Liquid History: The Rivers of Runnymede
24 March to 13 October 2018
This new exhibition takes a look at some of the Borough’s rivers; their history and their impact on the lives of those who live and work on them.
The Borough of Runnymede has a number of rivers, including the Chertsey and Addlestone Bourne, the River Wey and the Abbey River, all of which flow into the Thames within the Borough’s boundaries. However, a quick glance at an old map makes one realise just how many other rivers, tributaries and water run-off ditches have been built over as the Borough’s towns have expanded to meet the demands of population growth.
The exhibition looks at ancient settlements and archaeological finds from the rivers; bridges and ferries; weirs, locks and mills; river industries and leisure pursuits. Some of the finds on display in the exhibition, or elsewhere in the Museum, include a replica of the bronze Chertsey Shield found in Abbey Meads in 1985, the original of which is in the British Museum; a magnificent 10th century Viking sword found in 1981 during gravel extraction at Mixham’s Pit, now part of Penton Hook Marina; a late Bronze Age (c.800-600 BC) socketed axe head cast in bronze and an Iron Age cauldron from about 500 BC, both found at the Charlton pit on the Shepperton Ranges.

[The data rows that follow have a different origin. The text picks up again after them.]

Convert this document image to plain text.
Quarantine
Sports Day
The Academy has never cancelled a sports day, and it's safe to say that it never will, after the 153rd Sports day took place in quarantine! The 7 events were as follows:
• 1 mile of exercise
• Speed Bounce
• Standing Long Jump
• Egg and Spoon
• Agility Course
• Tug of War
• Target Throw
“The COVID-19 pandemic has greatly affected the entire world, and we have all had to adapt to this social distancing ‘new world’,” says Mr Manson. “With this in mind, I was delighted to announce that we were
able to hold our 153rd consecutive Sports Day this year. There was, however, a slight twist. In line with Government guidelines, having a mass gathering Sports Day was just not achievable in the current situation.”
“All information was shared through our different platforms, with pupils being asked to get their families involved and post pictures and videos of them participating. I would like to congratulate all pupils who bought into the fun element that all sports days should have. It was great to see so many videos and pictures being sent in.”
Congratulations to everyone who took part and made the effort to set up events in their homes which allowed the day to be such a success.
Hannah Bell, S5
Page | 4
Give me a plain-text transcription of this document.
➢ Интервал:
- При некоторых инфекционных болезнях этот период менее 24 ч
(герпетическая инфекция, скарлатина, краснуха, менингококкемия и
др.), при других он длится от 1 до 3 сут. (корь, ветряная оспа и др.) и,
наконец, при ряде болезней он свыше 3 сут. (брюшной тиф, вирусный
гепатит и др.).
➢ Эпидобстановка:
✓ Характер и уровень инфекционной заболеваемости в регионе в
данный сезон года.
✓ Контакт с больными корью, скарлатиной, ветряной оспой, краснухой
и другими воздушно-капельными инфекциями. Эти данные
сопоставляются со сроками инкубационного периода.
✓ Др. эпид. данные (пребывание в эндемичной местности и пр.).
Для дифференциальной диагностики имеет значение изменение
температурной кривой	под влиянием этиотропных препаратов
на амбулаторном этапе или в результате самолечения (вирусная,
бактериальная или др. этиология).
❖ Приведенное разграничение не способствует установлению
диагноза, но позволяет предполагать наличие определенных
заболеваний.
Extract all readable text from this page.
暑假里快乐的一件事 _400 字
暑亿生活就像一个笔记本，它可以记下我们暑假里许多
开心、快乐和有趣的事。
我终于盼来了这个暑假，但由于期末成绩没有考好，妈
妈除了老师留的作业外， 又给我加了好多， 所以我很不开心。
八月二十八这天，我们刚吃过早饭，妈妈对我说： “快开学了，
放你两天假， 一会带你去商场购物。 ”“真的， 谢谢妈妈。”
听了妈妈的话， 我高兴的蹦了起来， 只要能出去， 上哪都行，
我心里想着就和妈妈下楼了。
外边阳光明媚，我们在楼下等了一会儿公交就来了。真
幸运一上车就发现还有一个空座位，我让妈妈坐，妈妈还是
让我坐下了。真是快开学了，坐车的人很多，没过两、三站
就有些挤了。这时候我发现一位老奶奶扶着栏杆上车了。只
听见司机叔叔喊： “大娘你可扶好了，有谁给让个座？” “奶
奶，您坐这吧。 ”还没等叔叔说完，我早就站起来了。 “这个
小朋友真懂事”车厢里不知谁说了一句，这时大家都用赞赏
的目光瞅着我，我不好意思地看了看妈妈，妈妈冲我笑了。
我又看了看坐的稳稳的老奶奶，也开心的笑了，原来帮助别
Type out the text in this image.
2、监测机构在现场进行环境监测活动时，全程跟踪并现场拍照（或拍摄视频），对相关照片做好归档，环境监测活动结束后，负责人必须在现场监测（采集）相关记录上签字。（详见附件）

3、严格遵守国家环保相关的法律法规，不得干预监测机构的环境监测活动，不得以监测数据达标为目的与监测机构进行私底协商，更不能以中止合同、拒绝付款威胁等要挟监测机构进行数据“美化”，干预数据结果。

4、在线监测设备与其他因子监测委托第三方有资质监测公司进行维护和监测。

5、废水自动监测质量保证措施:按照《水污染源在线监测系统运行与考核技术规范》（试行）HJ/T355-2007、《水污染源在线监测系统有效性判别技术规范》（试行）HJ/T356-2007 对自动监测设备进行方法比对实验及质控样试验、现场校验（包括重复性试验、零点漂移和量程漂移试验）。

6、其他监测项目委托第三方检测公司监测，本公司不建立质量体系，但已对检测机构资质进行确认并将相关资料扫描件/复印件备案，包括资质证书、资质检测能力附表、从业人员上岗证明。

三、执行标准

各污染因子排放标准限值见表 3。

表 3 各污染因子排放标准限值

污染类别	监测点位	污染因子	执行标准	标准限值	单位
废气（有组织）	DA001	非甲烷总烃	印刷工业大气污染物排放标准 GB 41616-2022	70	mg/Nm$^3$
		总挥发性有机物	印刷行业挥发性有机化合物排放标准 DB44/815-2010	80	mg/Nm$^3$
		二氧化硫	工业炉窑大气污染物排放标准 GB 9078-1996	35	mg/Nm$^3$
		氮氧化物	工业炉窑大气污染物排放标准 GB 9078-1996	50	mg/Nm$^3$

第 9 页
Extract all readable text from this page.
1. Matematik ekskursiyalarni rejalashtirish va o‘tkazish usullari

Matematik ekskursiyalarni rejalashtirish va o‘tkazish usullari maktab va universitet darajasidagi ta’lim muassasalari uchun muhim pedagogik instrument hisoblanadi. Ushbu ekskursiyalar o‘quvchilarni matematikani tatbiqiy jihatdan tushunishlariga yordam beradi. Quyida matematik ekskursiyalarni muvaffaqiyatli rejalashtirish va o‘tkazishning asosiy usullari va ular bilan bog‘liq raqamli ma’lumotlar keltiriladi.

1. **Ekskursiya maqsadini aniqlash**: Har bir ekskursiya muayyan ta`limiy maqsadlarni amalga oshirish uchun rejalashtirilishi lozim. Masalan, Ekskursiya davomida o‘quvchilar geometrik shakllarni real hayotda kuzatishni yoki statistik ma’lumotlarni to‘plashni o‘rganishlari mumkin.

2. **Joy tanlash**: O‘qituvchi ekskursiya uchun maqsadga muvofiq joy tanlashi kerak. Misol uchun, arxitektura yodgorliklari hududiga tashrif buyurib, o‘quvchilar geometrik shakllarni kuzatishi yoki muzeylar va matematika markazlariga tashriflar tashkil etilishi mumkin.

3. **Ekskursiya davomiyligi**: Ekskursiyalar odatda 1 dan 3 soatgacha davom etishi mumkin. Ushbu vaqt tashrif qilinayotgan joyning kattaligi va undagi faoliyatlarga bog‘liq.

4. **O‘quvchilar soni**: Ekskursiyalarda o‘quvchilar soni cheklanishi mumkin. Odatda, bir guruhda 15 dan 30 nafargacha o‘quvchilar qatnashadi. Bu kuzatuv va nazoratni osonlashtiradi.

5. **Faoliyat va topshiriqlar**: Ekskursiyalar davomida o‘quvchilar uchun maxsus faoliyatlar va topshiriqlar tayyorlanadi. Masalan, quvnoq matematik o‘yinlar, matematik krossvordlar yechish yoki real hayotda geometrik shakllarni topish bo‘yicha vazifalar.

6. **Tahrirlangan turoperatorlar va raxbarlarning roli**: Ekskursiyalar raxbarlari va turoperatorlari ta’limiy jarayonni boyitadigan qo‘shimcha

The exhibition is part of Runnymede Borough Council’s River Celebration Festival 2018. A specially commissioned film accompanies the exhibition and the film will be shown at various events taking place during the festival.
To watch the Year on Runnymede's Rivers film or to find out more about events this summer visit the Runnymede River Celebrations website
For Your Tomorrow - Runnymede Remembers
30 June 2018 to 30 March 2019
This exhibition focuses on the social impact of the First World War and how the Borough of Runnymede changed in the years immediately following the ceasefire.
When Britain entered the First World War in August 1914 no-one could have imagined the impact it would have on the nation, and no-one could have dreamed of the new world that would come after the Peace. It was a turning point for British society, sweeping away Victorian and Edwardian values and making way for the modern age with the Roaring Twenties. It was a time of great upheaval, socially, economically and politically and it would change Britain forever.
The exhibition, which has been part funded by a National Lottery grant of £9,500 from the Heritage Lottery Fund, is aimed at making everyone in the Borough aware of the sacrifice made by the 800 Borough Fallen.